LOVE at FIRST BROWSE
We periodically ask a special guest to share with us the three magazines that have meant the most to him. This time is the turn of Simon Reynolds, music critic and writer.
#1 / New Musical Express
"A profoundly formative force in my life as a young aspiring writer at the end of ‘the 70s and during the early ‘80s, this U.K. weekly music paper covered not just rock but all the music that mattered: reggae, funk, African music, early hip hop, and a lot of other things that you wouldn’t expect if you only know the NME as a 21st Century publication narrowly dedicated to British indie. It dealt with politics both on its own (issues, events, elections) and politics as filtered through the prism of postpunk and other forms of music. It also covered exemplary figures within arts when they felt adjacent to rock – certain kinds of film, books, TV. Above all, it was a home for heroically pretentious writing."
#2 / The Village Voice
"Every generation regards its era of the Voice to be the best.

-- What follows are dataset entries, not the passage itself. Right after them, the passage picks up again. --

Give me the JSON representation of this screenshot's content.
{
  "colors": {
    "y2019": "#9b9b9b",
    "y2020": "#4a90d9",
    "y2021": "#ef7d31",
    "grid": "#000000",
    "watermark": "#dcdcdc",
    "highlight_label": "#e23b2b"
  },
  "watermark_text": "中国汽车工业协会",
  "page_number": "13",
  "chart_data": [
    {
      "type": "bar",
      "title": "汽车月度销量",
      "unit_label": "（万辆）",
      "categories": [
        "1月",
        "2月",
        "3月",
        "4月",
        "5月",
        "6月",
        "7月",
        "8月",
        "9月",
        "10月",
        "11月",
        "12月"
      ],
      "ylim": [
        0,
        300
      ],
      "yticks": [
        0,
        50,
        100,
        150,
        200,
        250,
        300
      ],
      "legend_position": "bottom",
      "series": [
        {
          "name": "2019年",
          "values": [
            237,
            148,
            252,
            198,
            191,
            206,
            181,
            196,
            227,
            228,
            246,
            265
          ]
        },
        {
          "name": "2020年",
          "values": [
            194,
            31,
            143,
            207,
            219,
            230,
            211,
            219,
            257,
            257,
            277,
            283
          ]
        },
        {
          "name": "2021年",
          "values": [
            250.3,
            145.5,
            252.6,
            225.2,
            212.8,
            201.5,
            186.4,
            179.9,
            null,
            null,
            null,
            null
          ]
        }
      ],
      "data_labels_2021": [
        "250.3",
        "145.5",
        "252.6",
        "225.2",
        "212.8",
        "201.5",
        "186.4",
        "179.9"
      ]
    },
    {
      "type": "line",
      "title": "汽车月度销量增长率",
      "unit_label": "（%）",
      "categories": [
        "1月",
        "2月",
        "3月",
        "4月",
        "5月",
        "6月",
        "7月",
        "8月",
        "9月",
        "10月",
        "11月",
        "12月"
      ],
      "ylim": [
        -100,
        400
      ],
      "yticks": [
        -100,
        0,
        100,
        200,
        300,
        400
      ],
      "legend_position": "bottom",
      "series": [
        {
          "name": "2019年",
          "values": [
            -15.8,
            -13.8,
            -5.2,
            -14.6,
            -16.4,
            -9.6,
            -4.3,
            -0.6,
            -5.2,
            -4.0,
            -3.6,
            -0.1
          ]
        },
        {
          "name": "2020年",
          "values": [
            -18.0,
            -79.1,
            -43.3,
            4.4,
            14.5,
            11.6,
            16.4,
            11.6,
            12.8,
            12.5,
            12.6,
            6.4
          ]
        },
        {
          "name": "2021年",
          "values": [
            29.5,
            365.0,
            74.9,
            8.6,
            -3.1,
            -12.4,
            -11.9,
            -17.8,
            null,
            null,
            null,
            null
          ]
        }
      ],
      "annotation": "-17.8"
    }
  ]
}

So there are probably some people who thought the magazine was in decline during the 1990s, when I started reading it regularly, as I spent increasing amounts of time in New York and then moved there for good at the end of 1994. The whole magazine was full of acute and stylish writing about politics, the arts, social trends, etc. But the music section was especially mind-blowing – the nearest America ever had to peak-era NME. Above all, it was a home for heroically pretentious writing."
#3 / The Wire
“This UK monthly remains a vital institution in left-field music, but I’ve particularly fond memories of it during the 1990s, when it set about collapsing its own boundaries (The Wire had started in the ‘80s as a jazz and avant-garde magazine) and began to embrace anything and everything that was innovative, experimental and strange, no matter where it came from: rave, rap, metal, the pop mainstream. Above all, it was a home for heroically pretentious writing."